The characteristic polynomial is \(\lambda^2 + 2\omega_0\lambda + \omega_0^2\), which has the double root \(\lambda=-\omega_0\). Clearly this matrix is not a multiple of \(\meye\), so it is defective. We compute

\[ \bfA - \lambda\meye = \twomat{\omega_0}{1}{-\omega_0^2}{-\omega_0}. \]

This gives the exponential

\[ e^{t\mathbf{A}} = e^{-t\omega_0} \twomat{1+t\omega_0}{t}{-t\omega_0^2}{1-t\omega_0}, \]

which is a fundamental matrix. The oscillator position is the first component of the general solution,

\[ e^{-t\omega_0}[ c_1 (1+t\omega_0) + c_2 t], \]

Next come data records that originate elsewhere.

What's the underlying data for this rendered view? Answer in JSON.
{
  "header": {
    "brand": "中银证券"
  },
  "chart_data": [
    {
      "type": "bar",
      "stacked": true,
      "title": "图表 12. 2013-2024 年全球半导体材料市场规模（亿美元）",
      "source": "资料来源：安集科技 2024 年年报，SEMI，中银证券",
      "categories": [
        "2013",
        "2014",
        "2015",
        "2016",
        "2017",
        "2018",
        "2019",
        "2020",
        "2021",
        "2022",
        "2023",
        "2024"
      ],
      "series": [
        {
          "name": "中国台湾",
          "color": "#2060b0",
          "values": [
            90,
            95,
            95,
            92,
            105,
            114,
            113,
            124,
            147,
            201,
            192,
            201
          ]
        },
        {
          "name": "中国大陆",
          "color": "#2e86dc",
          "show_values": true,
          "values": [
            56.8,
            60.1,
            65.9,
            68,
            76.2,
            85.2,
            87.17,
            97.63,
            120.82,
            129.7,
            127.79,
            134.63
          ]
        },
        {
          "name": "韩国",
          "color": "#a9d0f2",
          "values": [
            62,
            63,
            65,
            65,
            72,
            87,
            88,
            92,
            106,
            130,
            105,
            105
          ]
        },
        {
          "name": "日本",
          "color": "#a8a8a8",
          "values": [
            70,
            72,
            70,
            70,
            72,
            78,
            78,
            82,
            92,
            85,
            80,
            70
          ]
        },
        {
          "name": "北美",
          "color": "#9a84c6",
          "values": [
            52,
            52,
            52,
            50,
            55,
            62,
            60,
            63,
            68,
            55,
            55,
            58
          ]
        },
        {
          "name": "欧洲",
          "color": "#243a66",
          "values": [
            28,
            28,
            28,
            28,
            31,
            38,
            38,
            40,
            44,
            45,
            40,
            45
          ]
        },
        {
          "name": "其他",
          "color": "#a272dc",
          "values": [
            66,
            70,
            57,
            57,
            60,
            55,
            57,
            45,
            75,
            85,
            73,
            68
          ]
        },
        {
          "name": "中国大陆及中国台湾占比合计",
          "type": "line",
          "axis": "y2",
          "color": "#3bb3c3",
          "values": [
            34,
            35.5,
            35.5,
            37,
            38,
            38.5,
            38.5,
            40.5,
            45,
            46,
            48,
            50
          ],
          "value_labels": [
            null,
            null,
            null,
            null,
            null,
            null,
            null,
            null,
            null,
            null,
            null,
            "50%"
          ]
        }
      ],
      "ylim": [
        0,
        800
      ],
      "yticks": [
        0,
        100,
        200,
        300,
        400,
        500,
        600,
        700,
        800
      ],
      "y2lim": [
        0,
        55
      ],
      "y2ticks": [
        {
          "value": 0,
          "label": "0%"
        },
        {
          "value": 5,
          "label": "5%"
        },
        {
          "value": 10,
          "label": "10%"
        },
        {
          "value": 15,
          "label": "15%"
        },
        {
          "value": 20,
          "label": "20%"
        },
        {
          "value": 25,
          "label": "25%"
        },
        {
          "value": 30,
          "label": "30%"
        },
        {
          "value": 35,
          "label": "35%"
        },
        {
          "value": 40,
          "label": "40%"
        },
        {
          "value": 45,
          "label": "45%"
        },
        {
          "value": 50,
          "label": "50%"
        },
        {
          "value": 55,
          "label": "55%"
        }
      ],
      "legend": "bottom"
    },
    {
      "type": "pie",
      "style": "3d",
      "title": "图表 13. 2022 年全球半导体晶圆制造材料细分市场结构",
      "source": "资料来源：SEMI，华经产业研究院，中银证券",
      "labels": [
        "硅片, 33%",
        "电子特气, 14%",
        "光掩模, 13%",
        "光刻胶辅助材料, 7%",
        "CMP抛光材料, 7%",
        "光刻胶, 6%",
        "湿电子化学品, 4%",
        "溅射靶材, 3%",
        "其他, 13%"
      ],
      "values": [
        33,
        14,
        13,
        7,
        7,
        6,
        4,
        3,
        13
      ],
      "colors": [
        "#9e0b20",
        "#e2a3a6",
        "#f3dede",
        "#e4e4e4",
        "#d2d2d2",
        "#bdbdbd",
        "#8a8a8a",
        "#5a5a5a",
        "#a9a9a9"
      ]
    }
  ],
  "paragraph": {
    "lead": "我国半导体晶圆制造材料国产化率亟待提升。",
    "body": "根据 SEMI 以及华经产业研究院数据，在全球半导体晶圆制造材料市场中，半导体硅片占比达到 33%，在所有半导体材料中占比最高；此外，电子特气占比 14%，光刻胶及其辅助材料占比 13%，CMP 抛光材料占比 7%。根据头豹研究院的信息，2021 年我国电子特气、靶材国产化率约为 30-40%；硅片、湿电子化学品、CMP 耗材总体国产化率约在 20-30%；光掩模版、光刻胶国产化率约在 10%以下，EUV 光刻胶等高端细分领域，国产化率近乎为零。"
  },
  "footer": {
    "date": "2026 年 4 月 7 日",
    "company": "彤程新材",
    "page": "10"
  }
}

which is equivalent to the general solution we saw before for this problem, \(e^{-t\omega_0}(c_1+c_2t)\).

7.4. Propagators

Obviously the formulas lead to some intense algebra for particular examples, even in the \(2\times 2\) case. A computer can handle it, but the elementwise expressions get tediously long in all but special cases.

The theoretical implications are more significant. The interpretation of \(e^{t\bfA}\) in the ODE context is that it transforms a vector initial condition to the solution vector at a time \(t\). This is a linear operator; the solutions of linear equations behave linearly.

Property 3 above implies that to invert that transformation, you can use \(e^{-t\bfA}\), which is the same as running the ODE in “negative time.” More formally, it’s a statement about time reversibility.

Property 4 above implies that the evolution at time \(t+s\) is equivalent to evolving by time \(t\), then by time \(s\) (or vice versa). This is a statement about time invariance. A linear equation with a non-constant coefficient matrix also has a propagator matrix, but it’s not a matrix exponential, and the time invariance is broken.